Today’s GalleyCrush is Mattilda Bernstein Sycamore’s The Freezer Door, forthcoming from Semiotext(e) on December 8, 2020. Editor’s Note: This book’s publication date has been changed to November 24, 2020.
Perfect pitch: A meditation on the trauma and possibility of searching for connection in a world that enforces bland norms of gender, sexual, and social conformity.
First line: “One problem with gentrification is that it always gets worse.”
Big blurb: “Mattilda Bernstein Sycamore puts sex and gender, suffering and gentrification, encounter and solitude, at the center of a book that defies borders and uses language to dive directly into mystery.
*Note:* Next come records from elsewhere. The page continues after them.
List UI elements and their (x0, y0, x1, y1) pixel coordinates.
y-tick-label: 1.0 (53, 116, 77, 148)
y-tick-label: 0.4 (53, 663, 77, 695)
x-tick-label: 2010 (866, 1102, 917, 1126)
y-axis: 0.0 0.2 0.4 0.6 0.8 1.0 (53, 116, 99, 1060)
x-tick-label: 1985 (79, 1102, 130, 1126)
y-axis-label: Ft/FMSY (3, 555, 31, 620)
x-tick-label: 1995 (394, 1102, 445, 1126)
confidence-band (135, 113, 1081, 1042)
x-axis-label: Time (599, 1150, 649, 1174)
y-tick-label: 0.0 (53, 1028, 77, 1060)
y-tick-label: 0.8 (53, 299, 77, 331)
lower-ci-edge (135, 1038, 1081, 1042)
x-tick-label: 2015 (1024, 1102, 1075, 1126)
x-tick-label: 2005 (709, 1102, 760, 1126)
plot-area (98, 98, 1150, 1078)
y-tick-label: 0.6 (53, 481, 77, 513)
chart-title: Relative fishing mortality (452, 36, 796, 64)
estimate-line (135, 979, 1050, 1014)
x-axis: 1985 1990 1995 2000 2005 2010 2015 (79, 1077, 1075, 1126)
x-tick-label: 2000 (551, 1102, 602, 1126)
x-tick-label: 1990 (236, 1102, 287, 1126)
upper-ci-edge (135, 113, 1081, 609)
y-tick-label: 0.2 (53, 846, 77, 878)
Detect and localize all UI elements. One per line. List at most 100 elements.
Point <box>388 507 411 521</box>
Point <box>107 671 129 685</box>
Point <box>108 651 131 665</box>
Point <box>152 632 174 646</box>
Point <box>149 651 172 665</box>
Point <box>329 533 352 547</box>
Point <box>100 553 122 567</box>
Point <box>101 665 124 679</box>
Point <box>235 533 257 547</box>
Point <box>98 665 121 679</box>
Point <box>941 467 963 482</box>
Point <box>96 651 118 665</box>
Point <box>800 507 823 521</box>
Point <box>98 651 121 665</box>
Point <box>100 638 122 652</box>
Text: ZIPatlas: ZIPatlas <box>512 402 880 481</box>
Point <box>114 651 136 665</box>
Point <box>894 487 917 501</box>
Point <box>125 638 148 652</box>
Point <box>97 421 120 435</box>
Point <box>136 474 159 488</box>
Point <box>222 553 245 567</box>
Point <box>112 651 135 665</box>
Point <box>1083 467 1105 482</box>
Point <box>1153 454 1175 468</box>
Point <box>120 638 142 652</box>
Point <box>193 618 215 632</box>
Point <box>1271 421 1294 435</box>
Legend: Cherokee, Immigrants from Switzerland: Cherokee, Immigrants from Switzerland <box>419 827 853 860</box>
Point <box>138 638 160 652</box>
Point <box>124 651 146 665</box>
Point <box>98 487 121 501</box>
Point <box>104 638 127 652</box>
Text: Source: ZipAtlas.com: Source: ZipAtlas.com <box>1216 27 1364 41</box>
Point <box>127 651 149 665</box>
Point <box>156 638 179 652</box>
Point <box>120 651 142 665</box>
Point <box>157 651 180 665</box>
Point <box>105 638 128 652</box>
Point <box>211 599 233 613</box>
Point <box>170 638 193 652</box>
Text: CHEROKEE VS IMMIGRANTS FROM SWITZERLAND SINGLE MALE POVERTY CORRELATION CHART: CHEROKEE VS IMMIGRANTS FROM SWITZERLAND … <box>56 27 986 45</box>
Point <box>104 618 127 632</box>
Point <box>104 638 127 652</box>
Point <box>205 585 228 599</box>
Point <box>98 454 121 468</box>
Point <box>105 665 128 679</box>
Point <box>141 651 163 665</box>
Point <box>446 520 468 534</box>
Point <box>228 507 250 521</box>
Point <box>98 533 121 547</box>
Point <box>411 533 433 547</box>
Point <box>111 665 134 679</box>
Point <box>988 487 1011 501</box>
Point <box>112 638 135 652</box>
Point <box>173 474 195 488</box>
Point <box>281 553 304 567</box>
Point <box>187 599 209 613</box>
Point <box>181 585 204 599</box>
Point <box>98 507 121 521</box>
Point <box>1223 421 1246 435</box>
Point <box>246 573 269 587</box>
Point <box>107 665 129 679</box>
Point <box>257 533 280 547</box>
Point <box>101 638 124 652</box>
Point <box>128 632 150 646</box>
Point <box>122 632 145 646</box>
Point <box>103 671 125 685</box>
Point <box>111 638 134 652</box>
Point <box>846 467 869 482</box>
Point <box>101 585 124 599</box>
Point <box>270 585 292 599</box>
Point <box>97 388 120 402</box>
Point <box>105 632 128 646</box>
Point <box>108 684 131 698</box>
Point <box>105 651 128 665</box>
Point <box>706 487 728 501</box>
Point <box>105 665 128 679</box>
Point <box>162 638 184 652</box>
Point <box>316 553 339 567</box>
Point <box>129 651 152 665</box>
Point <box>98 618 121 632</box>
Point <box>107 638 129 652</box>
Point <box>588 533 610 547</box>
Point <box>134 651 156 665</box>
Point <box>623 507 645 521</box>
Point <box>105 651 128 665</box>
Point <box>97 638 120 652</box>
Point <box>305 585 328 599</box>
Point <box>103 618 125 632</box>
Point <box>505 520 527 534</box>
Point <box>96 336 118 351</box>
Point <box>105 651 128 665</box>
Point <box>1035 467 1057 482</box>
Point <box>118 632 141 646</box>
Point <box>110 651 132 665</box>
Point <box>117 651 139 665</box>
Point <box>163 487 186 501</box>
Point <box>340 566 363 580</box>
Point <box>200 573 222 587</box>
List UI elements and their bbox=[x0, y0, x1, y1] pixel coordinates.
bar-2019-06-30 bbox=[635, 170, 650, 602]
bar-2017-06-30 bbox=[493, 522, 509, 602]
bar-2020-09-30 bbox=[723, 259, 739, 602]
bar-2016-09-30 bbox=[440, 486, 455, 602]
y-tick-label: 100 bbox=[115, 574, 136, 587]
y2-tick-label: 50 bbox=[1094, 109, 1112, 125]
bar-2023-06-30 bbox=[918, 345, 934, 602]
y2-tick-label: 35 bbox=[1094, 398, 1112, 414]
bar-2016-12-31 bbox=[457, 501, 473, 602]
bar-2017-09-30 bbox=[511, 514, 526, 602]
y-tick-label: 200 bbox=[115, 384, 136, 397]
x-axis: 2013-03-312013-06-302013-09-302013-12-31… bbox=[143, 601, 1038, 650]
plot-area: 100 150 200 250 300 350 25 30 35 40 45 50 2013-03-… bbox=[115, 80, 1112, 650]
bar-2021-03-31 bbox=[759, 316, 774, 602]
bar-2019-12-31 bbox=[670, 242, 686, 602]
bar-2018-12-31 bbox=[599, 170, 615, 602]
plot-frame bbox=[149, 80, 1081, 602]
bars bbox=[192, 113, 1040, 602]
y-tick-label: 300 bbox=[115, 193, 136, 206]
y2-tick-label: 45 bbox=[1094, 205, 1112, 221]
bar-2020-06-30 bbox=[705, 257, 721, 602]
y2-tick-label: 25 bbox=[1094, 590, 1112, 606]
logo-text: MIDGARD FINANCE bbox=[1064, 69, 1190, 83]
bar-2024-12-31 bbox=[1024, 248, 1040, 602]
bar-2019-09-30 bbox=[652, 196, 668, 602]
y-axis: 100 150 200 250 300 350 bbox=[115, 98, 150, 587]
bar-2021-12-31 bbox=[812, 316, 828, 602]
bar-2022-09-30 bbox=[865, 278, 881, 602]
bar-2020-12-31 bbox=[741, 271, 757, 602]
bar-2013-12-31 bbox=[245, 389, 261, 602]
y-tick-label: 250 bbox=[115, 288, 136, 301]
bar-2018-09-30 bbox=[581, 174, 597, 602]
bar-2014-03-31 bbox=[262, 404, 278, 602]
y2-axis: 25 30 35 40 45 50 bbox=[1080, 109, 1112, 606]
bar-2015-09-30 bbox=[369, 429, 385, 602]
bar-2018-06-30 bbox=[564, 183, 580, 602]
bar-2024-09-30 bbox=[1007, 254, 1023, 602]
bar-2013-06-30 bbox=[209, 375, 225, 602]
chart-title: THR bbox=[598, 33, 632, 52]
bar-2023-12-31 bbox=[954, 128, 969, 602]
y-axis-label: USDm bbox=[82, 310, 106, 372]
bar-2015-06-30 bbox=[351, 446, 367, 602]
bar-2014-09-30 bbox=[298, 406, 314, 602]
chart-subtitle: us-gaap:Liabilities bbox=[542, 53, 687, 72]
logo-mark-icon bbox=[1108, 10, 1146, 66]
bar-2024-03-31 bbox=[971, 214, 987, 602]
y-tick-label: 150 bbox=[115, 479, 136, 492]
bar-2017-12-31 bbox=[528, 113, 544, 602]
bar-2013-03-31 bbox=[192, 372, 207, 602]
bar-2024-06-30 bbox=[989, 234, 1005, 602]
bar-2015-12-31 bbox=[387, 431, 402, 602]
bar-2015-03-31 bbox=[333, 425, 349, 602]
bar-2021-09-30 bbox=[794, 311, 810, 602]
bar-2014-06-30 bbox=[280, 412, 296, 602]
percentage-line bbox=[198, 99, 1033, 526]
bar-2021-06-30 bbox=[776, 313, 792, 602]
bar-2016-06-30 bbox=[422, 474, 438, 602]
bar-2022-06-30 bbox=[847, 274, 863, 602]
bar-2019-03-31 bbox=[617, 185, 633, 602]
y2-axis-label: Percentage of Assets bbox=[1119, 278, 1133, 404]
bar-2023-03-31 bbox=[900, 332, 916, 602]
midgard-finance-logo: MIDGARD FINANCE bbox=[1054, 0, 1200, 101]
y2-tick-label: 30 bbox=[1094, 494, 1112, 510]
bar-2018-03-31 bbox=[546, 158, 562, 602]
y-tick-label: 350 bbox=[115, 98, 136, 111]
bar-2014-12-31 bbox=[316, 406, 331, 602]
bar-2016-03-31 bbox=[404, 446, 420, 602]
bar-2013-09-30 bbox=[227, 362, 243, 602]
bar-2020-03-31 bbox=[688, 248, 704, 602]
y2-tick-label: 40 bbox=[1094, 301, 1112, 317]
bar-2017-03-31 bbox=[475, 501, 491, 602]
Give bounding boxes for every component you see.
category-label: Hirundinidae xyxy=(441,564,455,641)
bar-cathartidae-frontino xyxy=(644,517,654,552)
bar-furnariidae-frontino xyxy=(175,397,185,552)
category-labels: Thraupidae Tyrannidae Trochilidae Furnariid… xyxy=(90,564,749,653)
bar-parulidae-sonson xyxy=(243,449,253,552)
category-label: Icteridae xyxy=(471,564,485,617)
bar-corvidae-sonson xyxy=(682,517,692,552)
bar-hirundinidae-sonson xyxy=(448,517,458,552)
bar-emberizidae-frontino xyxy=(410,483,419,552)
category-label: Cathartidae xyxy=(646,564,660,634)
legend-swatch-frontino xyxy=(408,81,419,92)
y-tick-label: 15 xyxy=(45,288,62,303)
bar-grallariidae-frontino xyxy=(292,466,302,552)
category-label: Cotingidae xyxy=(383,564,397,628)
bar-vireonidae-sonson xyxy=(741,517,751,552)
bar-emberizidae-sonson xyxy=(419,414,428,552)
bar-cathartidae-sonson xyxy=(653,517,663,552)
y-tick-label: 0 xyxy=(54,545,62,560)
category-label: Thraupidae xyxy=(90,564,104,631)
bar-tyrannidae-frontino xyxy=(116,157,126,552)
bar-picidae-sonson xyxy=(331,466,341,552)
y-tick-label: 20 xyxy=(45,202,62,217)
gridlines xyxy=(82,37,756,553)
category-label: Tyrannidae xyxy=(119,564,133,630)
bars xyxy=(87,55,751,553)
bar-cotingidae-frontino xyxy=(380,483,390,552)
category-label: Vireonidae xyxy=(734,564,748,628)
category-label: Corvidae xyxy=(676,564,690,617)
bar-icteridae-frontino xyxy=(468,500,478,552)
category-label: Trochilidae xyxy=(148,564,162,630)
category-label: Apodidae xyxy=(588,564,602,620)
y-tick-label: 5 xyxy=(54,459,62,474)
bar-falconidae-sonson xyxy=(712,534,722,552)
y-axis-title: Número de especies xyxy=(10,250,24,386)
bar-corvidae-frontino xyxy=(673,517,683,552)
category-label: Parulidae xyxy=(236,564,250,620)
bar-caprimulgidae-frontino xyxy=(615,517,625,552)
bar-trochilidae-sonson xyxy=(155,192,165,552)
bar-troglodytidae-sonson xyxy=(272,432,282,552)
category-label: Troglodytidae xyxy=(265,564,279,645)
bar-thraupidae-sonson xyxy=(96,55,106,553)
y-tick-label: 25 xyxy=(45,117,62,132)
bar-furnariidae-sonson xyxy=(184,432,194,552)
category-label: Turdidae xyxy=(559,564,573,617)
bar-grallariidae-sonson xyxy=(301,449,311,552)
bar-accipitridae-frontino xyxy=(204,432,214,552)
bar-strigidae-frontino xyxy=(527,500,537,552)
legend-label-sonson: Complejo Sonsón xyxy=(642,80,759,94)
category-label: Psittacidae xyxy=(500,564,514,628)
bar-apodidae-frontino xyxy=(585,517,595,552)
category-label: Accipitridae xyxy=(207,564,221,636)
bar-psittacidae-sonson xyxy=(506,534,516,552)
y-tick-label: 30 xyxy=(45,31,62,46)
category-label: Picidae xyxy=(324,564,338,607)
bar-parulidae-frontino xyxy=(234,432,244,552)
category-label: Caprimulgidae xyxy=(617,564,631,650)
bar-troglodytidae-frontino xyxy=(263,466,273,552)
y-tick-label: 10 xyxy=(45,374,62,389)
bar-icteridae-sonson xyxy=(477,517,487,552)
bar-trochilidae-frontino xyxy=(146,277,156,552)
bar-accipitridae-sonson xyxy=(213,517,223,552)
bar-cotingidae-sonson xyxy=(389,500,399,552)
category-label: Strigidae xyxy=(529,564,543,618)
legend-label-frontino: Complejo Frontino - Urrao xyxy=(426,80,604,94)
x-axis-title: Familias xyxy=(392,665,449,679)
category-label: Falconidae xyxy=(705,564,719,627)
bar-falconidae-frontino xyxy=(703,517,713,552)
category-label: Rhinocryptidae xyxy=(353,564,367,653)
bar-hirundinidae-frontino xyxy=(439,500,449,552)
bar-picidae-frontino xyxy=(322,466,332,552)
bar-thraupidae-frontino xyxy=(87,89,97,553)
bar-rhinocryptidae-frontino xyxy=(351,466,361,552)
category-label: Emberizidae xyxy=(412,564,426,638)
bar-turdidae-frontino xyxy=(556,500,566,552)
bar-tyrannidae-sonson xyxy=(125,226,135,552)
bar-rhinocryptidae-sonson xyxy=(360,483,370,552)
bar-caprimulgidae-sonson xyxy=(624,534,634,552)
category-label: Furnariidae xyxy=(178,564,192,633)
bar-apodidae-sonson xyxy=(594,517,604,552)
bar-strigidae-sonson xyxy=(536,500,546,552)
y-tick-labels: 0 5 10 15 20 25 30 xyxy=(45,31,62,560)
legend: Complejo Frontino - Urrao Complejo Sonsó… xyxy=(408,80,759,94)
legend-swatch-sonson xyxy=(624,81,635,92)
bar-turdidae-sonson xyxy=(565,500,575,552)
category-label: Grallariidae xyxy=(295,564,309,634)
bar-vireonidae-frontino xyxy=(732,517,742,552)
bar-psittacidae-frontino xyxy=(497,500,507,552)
I admire Sycamore’s gossamer refusal ever to land anywhere definitive; the sentences travel further and further into trauma’s backyard, where complex ideas find a habitat among the simplest formulations. Sycamore, by breathing into the prose, treats the act of book-building as a practice strange and organic as sleeping, walking, bathing, eating. The Freezer Door delves into the philosophy of the sexual meeting place with a virtually unprecedented aplomb.” —Wayne Koestenbaum
Book notes: Paperback, nonfiction, 264 pages.
Author bio: Mattilda Bernstein Sycamore is the author of three novels and a memoir, and the editor of five nonfiction anthologies. Her memoir, The End of San Francisco, won a Lambda Literary Award, and her anthology, Why Are Faggots So Afraid of Faggots?: Flaming Challenges to Masculinity, Objectification, and the Desire to Conform, was an American Library Association Stonewall Honor Book. Her novel Sketchtasy was one of NPR’s Best Books of 2018. She lives in Seattle.